Next Sunday, 20 November, the men's football teams start the FIFA World Cup in Qatar. The favourite this time is Brazil with a probability of winning of 15 percent. This is what an international team of researchers consisting of Andreas Groll and Neele Hormann (both TU Dortmund), Gunther Schauberger (TU Munich), Christophe Ley (University of Luxembourg), Hans Van Eetvelde (University of Ghent) and Achim Zeileis (University of Innsbruck) has shown with the help of machine learning. Their forecast combines several statistical models for the teams' playing strengths with information about the team structure (such as market value or number of Champions League players) as well as socio-economic factors of the country of origin (population or gross domestic product). “This time, the World Cup is overshadowed by many ethical and sportive problems that we cannot ignore. Nevertheless, for scientific reasons, we have decided to use our machine learning approach, which we have used successfully at previous tournaments, to make probabilistic forecasts,” says Achim Zeileis from theDepartment of Statistics of the University of Innsbruck.
100,000 simulations
With the predicted values from the researchers' model, the entire World Cup was simulated 100,000 times: match by match, following the tournament draw and all FIFA rules.

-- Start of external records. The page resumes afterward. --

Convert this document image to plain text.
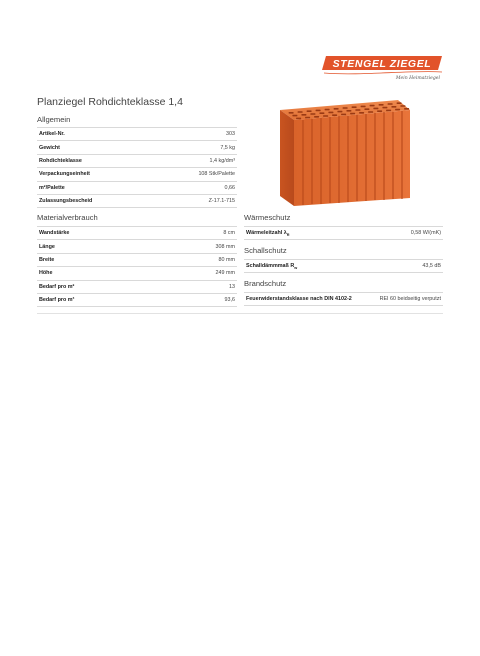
STENGEL ZIEGEL
Mein Heimatziegel
Planziegel Rohdichteklasse 1,4
Allgemein
Artikel-Nr.	303
Gewicht	7,5 kg
Rohdichteklasse	1,4 kg/dm³
Verpackungseinheit	108 Stk/Palette
m²/Palette	0,66
Zulassungsbescheid	Z-17.1-715
Materialverbrauch
Wandstärke	8 cm
Länge	308 mm
Breite	80 mm
Höhe	249 mm
Bedarf pro m²	13
Bedarf pro m³	93,6
Wärmeschutz
Wärmeleitzahl $\lambda_R$	0,58 W/(mK)
Schallschutz
Schalldämmmaß $R_w$	43,5 dB
Brandschutz
Feuerwiderstandsklasse nach DIN 4102-2	REI 60 beidseitig verputzt
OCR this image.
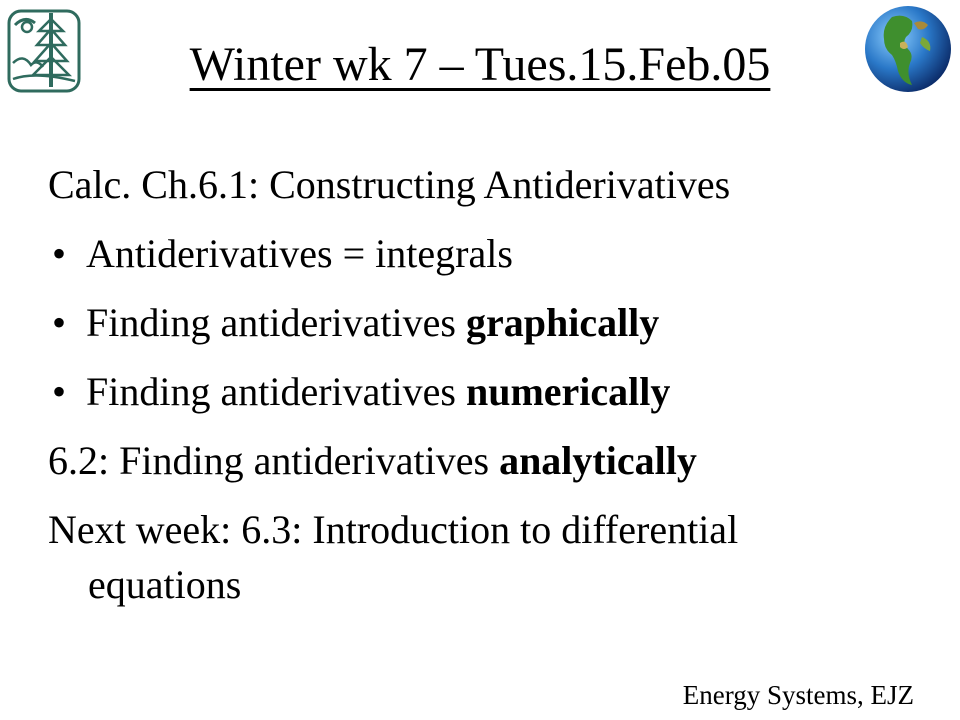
Winter wk 7 – Tues.15.Feb.05
Calc. Ch.6.1: Constructing Antiderivatives
• Antiderivatives = integrals
• Finding antiderivatives graphically
• Finding antiderivatives numerically
6.2: Finding antiderivatives analytically
Next week: 6.3: Introduction to differential
equations
Energy Systems, EJZ
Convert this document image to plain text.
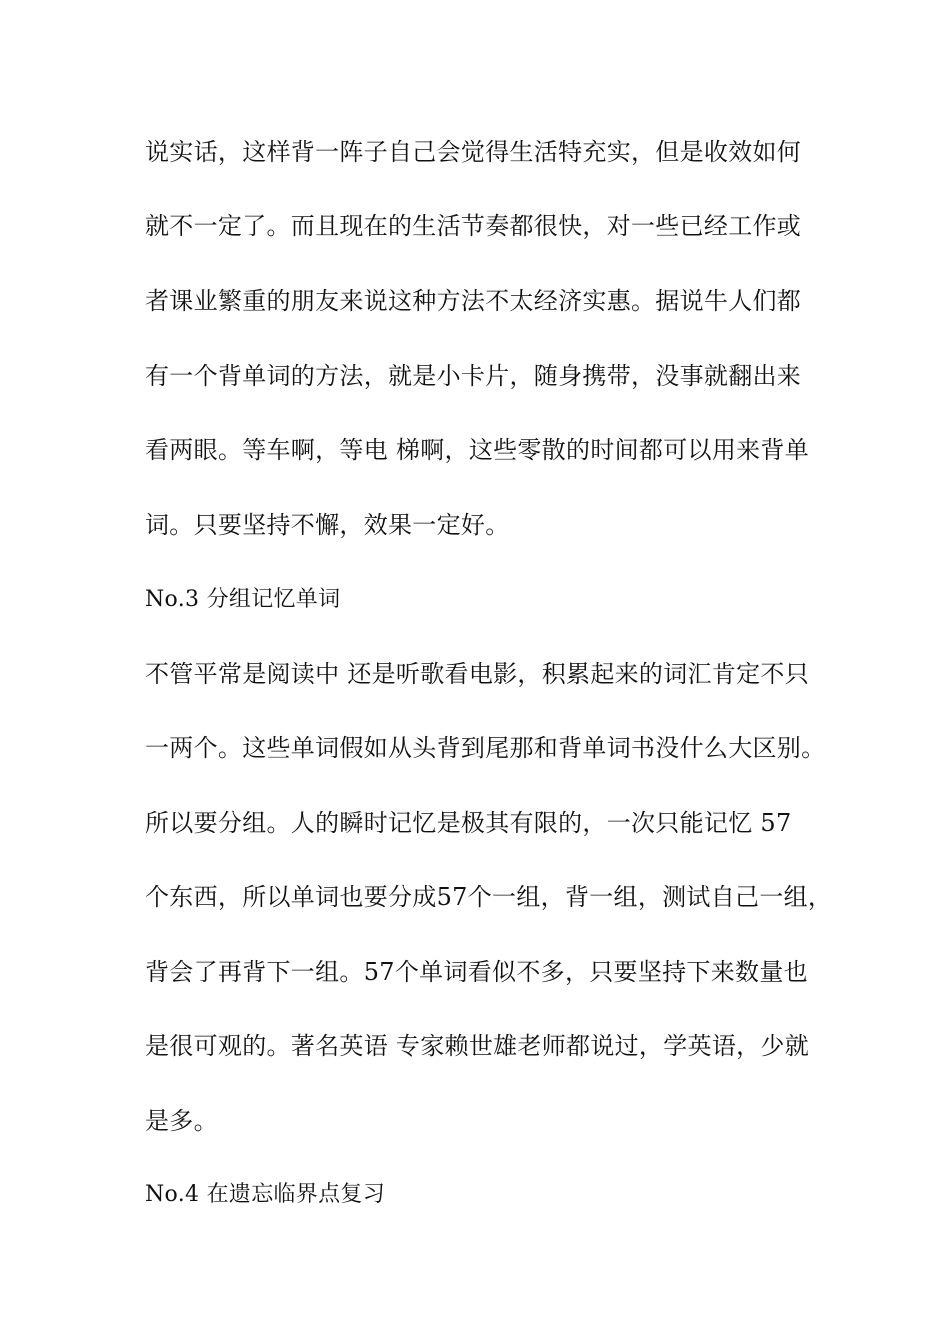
说实话，这样背一阵子自己会觉得生活特充实，但是收效如何
就不一定了。而且现在的生活节奏都很快，对一些已经工作或
者课业繁重的朋友来说这种方法不太经济实惠。据说牛人们都
有一个背单词的方法，就是小卡片，随身携带，没事就翻出来
看两眼。等车啊，等电 梯啊，这些零散的时间都可以用来背单
词。只要坚持不懈，效果一定好。
No.3 分组记忆单词
不管平常是阅读中 还是听歌看电影，积累起来的词汇肯定不只
一两个。这些单词假如从头背到尾那和背单词书没什么大区别。
所以要分组。人的瞬时记忆是极其有限的，一次只能记忆 57
个东西，所以单词也要分成57个一组，背一组，测试自己一组，
背会了再背下一组。57个单词看似不多，只要坚持下来数量也
是很可观的。著名英语 专家赖世雄老师都说过，学英语，少就
是多。
No.4 在遗忘临界点复习
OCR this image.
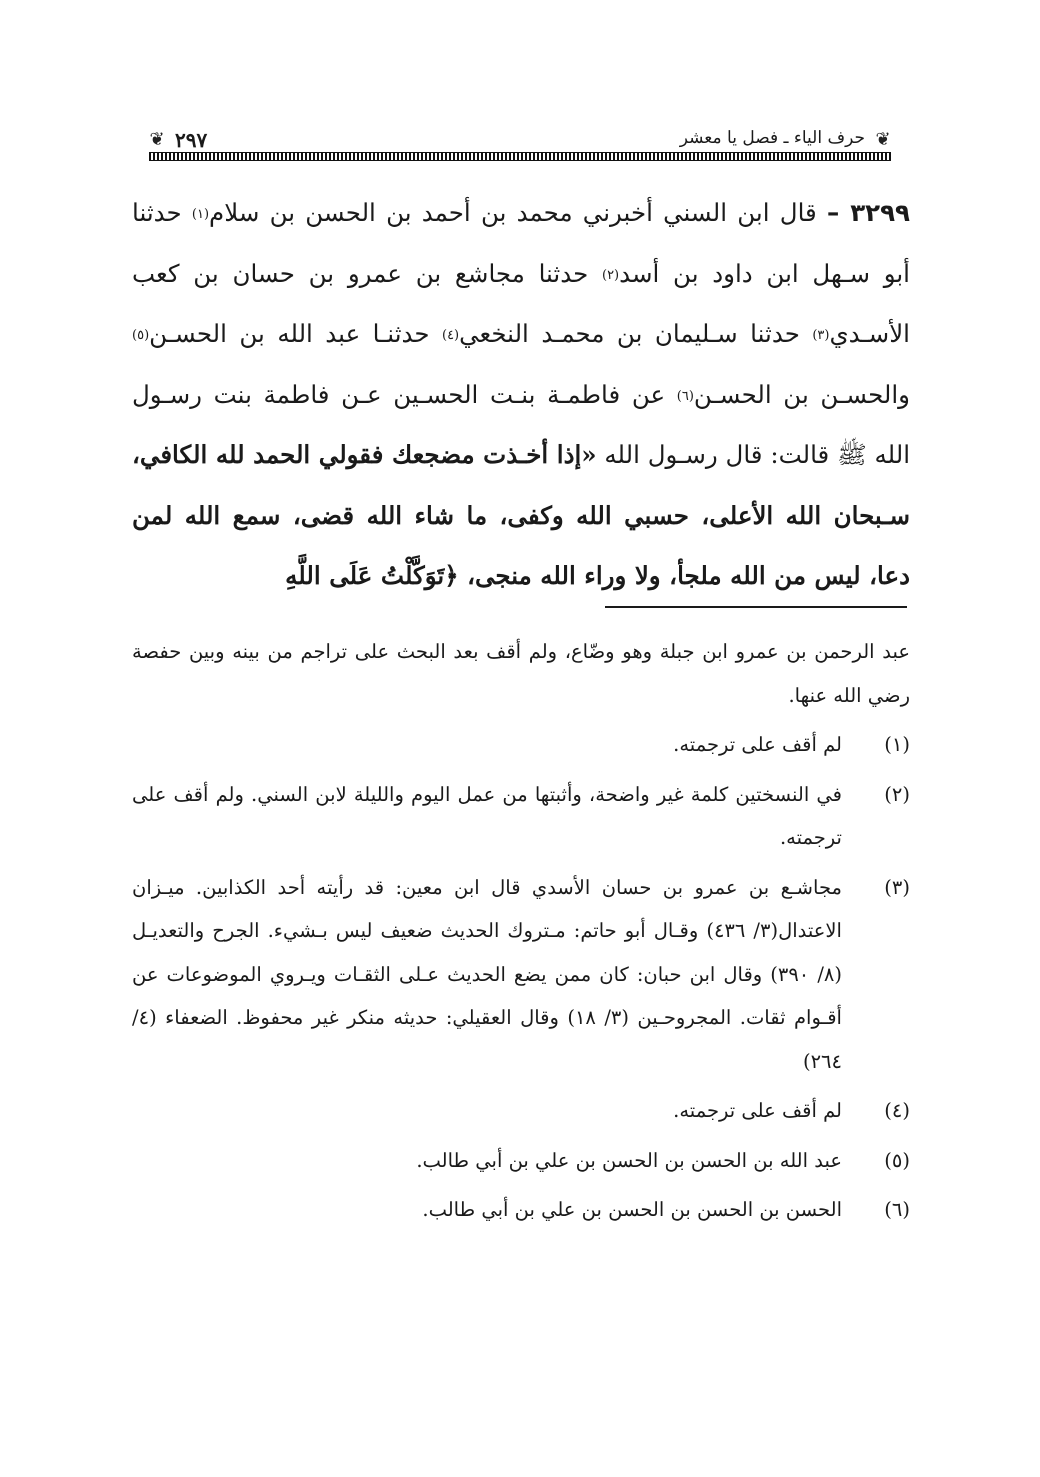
❦
حرف الياء ـ فصل يا معشر
٢٩٧
❦
٣٢٩٩ – قال ابن السني أخبرني محمد بن أحمد بن الحسن بن سلام$^{(١)}$ حدثنا أبو سـهل ابن داود بن أسد$^{(٢)}$ حدثنا مجاشع بن عمرو بن حسان بن كعب الأسـدي$^{(٣)}$ حدثنا سـليمان بن محمـد النخعي$^{(٤)}$ حدثنـا عبد الله بن الحسـن$^{(٥)}$ والحسـن بن الحسـن$^{(٦)}$ عن فاطمـة بنـت الحسـين عـن فاطمة بنت رسـول الله ﷺ قالت: قال رسـول الله «إذا أخـذت مضجعك فقولي الحمد لله الكافي، سـبحان الله الأعلى، حسبي الله وكفى، ما شاء الله قضى، سمع الله لمن دعا، ليس من الله ملجأ، ولا وراء الله منجى، ﴿تَوَكَّلْتُ عَلَى اللَّهِ
عبد الرحمن بن عمرو ابن جبلة وهو وضّاع، ولم أقف بعد البحث على تراجم من بينه وبين حفصة رضي الله عنها.
(١)
لم أقف على ترجمته.
(٢)
في النسختين كلمة غير واضحة، وأثبتها من عمل اليوم والليلة لابن السني. ولم أقف على ترجمته.
(٣)
مجاشـع بن عمرو بن حسان الأسدي قال ابن معين: قد رأيته أحد الكذابين. ميـزان الاعتدال(٣/ ٤٣٦) وقـال أبو حاتم: مـتروك الحديث ضعيف ليس بـشيء. الجرح والتعديـل (٨/ ٣٩٠) وقال ابن حبان: كان ممن يضع الحديث عـلى الثقـات ويـروي الموضوعات عن أقـوام ثقات. المجروحـين (٣/ ١٨) وقال العقيلي: حديثه منكر غير محفوظ. الضعفاء (٤/ ٢٦٤)
(٤)
لم أقف على ترجمته.
(٥)
عبد الله بن الحسن بن الحسن بن علي بن أبي طالب.
(٦)
الحسن بن الحسن بن الحسن بن علي بن أبي طالب.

This results in probabilities for all teams advancing to the different tournament rounds and ultimately winning the Championship. This time, the favourite is Brazil with a probability of winning of 15 percent, followed by Argentina (11.2 per cent), the Netherlands (9.7 per cent), Germany (9.2 per cent) and France (9.1 per cent) – the full forecast can be found here. Of course, the tournament is far from being predetermined – this is reflected by the comparatively low winning probability of the top teams. “It is in the very nature of forecasts that they can also be incorrect – otherwise football tournaments would be very boring. We provide probabilities, not certainties, and a probability of winning of 15 per cent also implies a probability of 85 per cent of not winning,” explains Andreas Groll. So far, however, the predictions have been quite successful: Achim Zeileis' Innsbruck model, which is based on adjusted bookmakers odds, was able to correctly predict the EURO final in 2008, as well as the World and European champion Spain in 2010 and 2012. This year Zeileis’ model will be used for the second time after the EURO 2021 as part of a more comprehensive combined model developed by the teams around Andreas Groll (TU Dortmund), Gunther Schauberger (TU Munich) and Christophe Ley (University of Luxembourg), which surpassed the forecasting quality of the betting providers at the 2018 World Cup.
The 2022 World Cup is interesting for the researchers from a scientific perspective because of the unusual date – the tournament had to be postponed to the winter months because of the extremely high temperatures in Qatar in the summer: “In addition to the widely discussed ethical problems of this World Cup, this also raises very critical sportive questions: In the winter months, all the major football leagues in Europe and South America have to interrupt their usual match schedule to accommodate the tournament. This gives the national teams less time to prepare and the players less time to recover before and after the World Cup. Combined with the extreme climatic conditions, this also increases the risk of injuries,” explains Achim Zeileis. Having a team with many players in the international leagues – such as the Champions League, Europa League, Europa Conference League – could therefore prove to be more of a disadvantage this year instead of an advantage, as Andreas Groll points out: “All these factors make it more difficult to predict how the tournament will turn out, as variables that proved to be very meaningful at previous World Cups may not work well or work differently.”
As football fans, the researchers are dismayed by the circumstances under which the World Cup is taking place this year, Achim Zeileis emphasises: “The usual joy and anticipation of a World Cup has been crushed by the terrible circumstances this year: from the alleged corruption in the host selection process, to the human rights and working conditions in Qatar, and the lack of sustainability in the construction and operation of the stadiums”.
Machine learning
The researchers' calculation is based on four sources of information: A statistical model for the playing strength of each team based on all international matches of the past eight years (Universities of Ghent and Luxembourg), another statistical model for the playing strength of the teams based on the betting odds of 28 international bookmakers (University of Innsbruck) and further information about the teams, for example the market value, and their countries of origin, such as population size (TU Dortmund and TU Munich). The fourth source or “partner” is a machine learning model that combines the different sources and optimises them step by step. The researchers previously trained the model with historical data, as Andreas Groll explains: “We fed the model with the current data for the past five World Cups, i.e., between 2002 and 2018, and compared it with the actual outcomes of all matches in the respective tournaments – this way, the weighting of the individual sources of information for the current tournament will ideally be very accurate.” Incidentally, the model trained in this way can also be used for other forecasts in the future – so a better football forecast may eventually also provide more accurate weather forecasts. In any case, we will find out how well the model performs in terms of football forecasts by the evening of 18 December.